Still of the Night

Na ponte de comando vazia, uma lâmpada de leitura quebrava a obscuridade que ali reinava a maior parte do tempo. Na ilha de luz formada pela lâmpada, a comandante Sonya Pajak concentrava-se em examinar imagens sucessivas numa tela de computador à sua frente. Para olhos destreinados, as imagens pareciam representar apenas um borrão cinzento pontilhado aqui e ali de pontos brancos dispostos de forma aparentemente aleatória. Ela moveu o dedo sobre a tela e outro borrão cinzento foi exibido. Pajak ergueu as sobrancelhas. A posição dos pontos brancos parecia haver sido sutilmente alterada em relação à imagem anterior. Piscou os olhos repetidamente, como que para afastar a possibilidade de uma ilusão de ótica, quando ouviu uma voz masculina que parecia vir de algum lugar próximo:

- Trabalhando até tarde?

Ela virou a cabeça, tentando determinar de onde partira a voz, mas só o viu quando ele começou a se mexer, saindo detrás de um console.

- Raoul? Você QUASE me assustou!

Raoul caminhou silenciosamente até os pés da comandante e sentou-se, iluminado em cheio pela luz branca que vinha da lâmpada de leitura. O pelo marfim com pintas douradas brilhava quase como pelúcia e os grandes olhos amarelos amendoados, agora reduzidos a fendas para compensar a luminosidade, cravaram-se nos olhos verdes dela.

- Estou atrapalhando?

- Sobe - respondeu Pajak, abrindo os braços num gesto acolhedor.

O biosint pulou para o colo dela e viu-se imediatamente abraçado e efusivamente beijado. Retribuiu lambendo o rosto da comandante e ronronando.

- Puxa, se eu soubesse que você andava tão carente teria vindo antes.

Pajak deu uma gargalhada.

- Às vezes eu juro que esqueço que você não é só um gato fofinho, Raoul!

- Eu não sou um gato.
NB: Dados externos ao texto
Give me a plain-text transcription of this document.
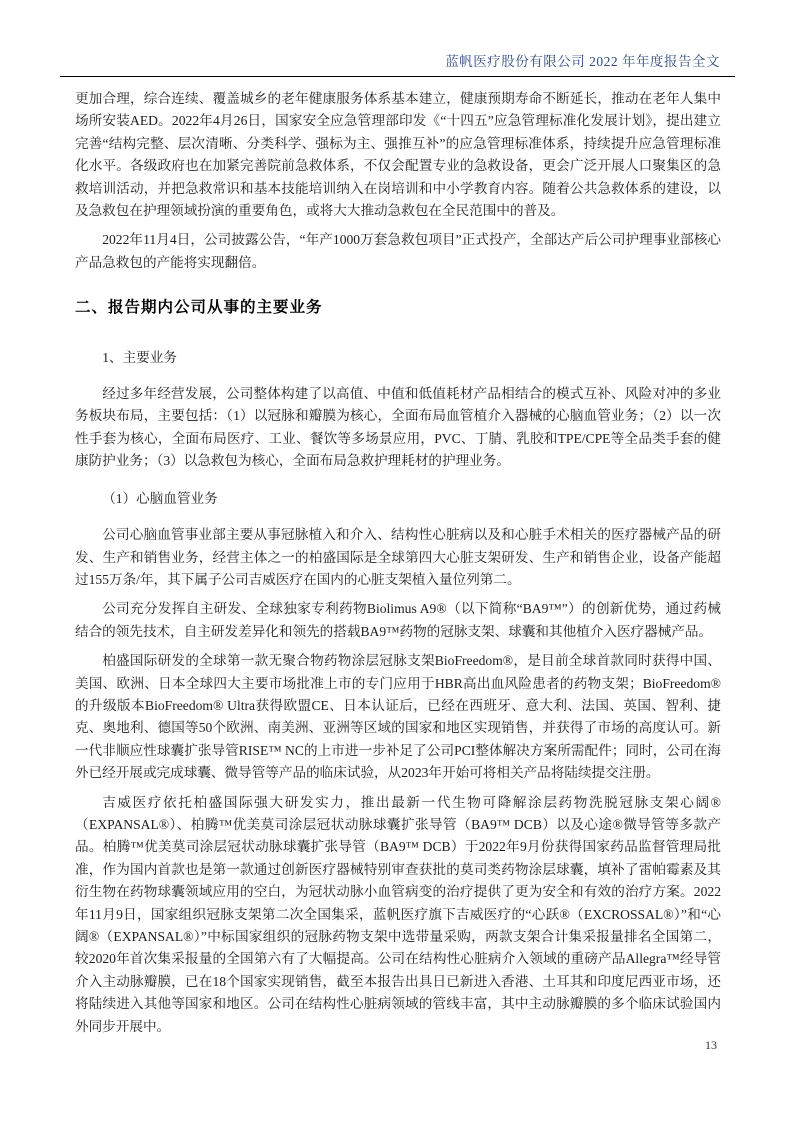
蓝帆医疗股份有限公司 2022 年年度报告全文

更加合理，综合连续、覆盖城乡的老年健康服务体系基本建立，健康预期寿命不断延长，推动在老年人集中场所安装AED。2022年4月26日，国家安全应急管理部印发《“十四五”应急管理标准化发展计划》，提出建立完善“结构完整、层次清晰、分类科学、强标为主、强推互补”的应急管理标准体系，持续提升应急管理标准化水平。各级政府也在加紧完善院前急救体系，不仅会配置专业的急救设备，更会广泛开展人口聚集区的急救培训活动，并把急救常识和基本技能培训纳入在岗培训和中小学教育内容。随着公共急救体系的建设，以及急救包在护理领域扮演的重要角色，或将大大推动急救包在全民范围中的普及。

2022年11月4日，公司披露公告，“年产1000万套急救包项目”正式投产，全部达产后公司护理事业部核心产品急救包的产能将实现翻倍。

二、报告期内公司从事的主要业务
1、主要业务

经过多年经营发展，公司整体构建了以高值、中值和低值耗材产品相结合的模式互补、风险对冲的多业务板块布局，主要包括：（1）以冠脉和瓣膜为核心，全面布局血管植介入器械的心脑血管业务；（2）以一次性手套为核心，全面布局医疗、工业、餐饮等多场景应用，PVC、丁腈、乳胶和TPE/CPE等全品类手套的健康防护业务；（3）以急救包为核心，全面布局急救护理耗材的护理业务。

（1）心脑血管业务

公司心脑血管事业部主要从事冠脉植入和介入、结构性心脏病以及和心脏手术相关的医疗器械产品的研发、生产和销售业务，经营主体之一的柏盛国际是全球第四大心脏支架研发、生产和销售企业，设备产能超过155万条/年，其下属子公司吉威医疗在国内的心脏支架植入量位列第二。

公司充分发挥自主研发、全球独家专利药物Biolimus A9®（以下简称“BA9™”）的创新优势，通过药械结合的领先技术，自主研发差异化和领先的搭载BA9™药物的冠脉支架、球囊和其他植介入医疗器械产品。

柏盛国际研发的全球第一款无聚合物药物涂层冠脉支架BioFreedom®，是目前全球首款同时获得中国、美国、欧洲、日本全球四大主要市场批准上市的专门应用于HBR高出血风险患者的药物支架；BioFreedom®的升级版本BioFreedom® Ultra获得欧盟CE、日本认证后，已经在西班牙、意大利、法国、英国、智利、捷克、奥地利、德国等50个欧洲、南美洲、亚洲等区域的国家和地区实现销售，并获得了市场的高度认可。新一代非顺应性球囊扩张导管RISE™ NC的上市进一步补足了公司PCI整体解决方案所需配件；同时，公司在海外已经开展或完成球囊、微导管等产品的临床试验，从2023年开始可将相关产品将陆续提交注册。

吉威医疗依托柏盛国际强大研发实力，推出最新一代生物可降解涂层药物洗脱冠脉支架心阔®（EXPANSAL®）、柏腾™优美莫司涂层冠状动脉球囊扩张导管（BA9™ DCB）以及心途®微导管等多款产品。柏腾™优美莫司涂层冠状动脉球囊扩张导管（BA9™ DCB）于2022年9月份获得国家药品监督管理局批准，作为国内首款也是第一款通过创新医疗器械特别审查获批的莫司类药物涂层球囊，填补了雷帕霉素及其衍生物在药物球囊领域应用的空白，为冠状动脉小血管病变的治疗提供了更为安全和有效的治疗方案。2022年11月9日，国家组织冠脉支架第二次全国集采，蓝帆医疗旗下吉威医疗的“心跃®（EXCROSSAL®）”和“心阔®（EXPANSAL®）”中标国家组织的冠脉药物支架中选带量采购，两款支架合计集采报量排名全国第二，较2020年首次集采报量的全国第六有了大幅提高。公司在结构性心脏病介入领域的重磅产品Allegra™经导管介入主动脉瓣膜，已在18个国家实现销售，截至本报告出具日已新进入香港、土耳其和印度尼西亚市场，还将陆续进入其他等国家和地区。公司在结构性心脏病领域的管线丰富，其中主动脉瓣膜的多个临床试验国内外同步开展中。

13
Sou um ocicat macho.

Pajak passou a mão entre as pernas traseiras dele.

- Macho, é? E onde estão as suas bolas?

- Ei, mais respeito com a minha dignidade de inteligência artificial! Eu não ando por aí passando a pata no seu traseiro!

O biosint desvencilhou-se dos braços dela e pulou para cima de um console onde sentou-se solenemente, a cauda peluda dando voltas preguiçosas no ar.

- Como então você resolveu fazer o Teste de Rorschach e descobriu um padrão?

- Não é um "Teste de Rorschach". - Corrigiu ela. - É uma análise das radiofrequências emitidas por Jezebel.

Raoul inclinou a cabeça como se quisesse encará-la de um novo ângulo.

- Então Kepler-186f agora tornou-se Jezebel?

Pajak fez um muxoxo.

- Segundo o... presidente Reagan... é como chamam o próprio planeta - disse ela cautelosamente.

- Reagan. AQUELE Reagan?

Pajak balançou a cabeça em negativa.

- Não, Raoul. AQUELE Reagan, bem o sabemos, está morto e enterrado há séculos.

- Computação gráfica, talvez?

Ela encolheu os ombros.

- Eu não descartaria a hipótese. Mas, a pergunta que me faço é: por que Reagan?

O biosint espreguiçou-se.

- Acho que sei a resposta.

- Devo perguntar? - Divertiu-se a comandante.

- Não, vou economizar-lhe o esforço - disse o biosint dando um pulo para o chão. E virando a cabeça para ela, acrescentou:

- Consegue imaginar um presidente menos rock'n'roll do que Ronald Reagan?

Antes que ela pudesse responder, Raoul desapareceu nas sombras da ponte de comando.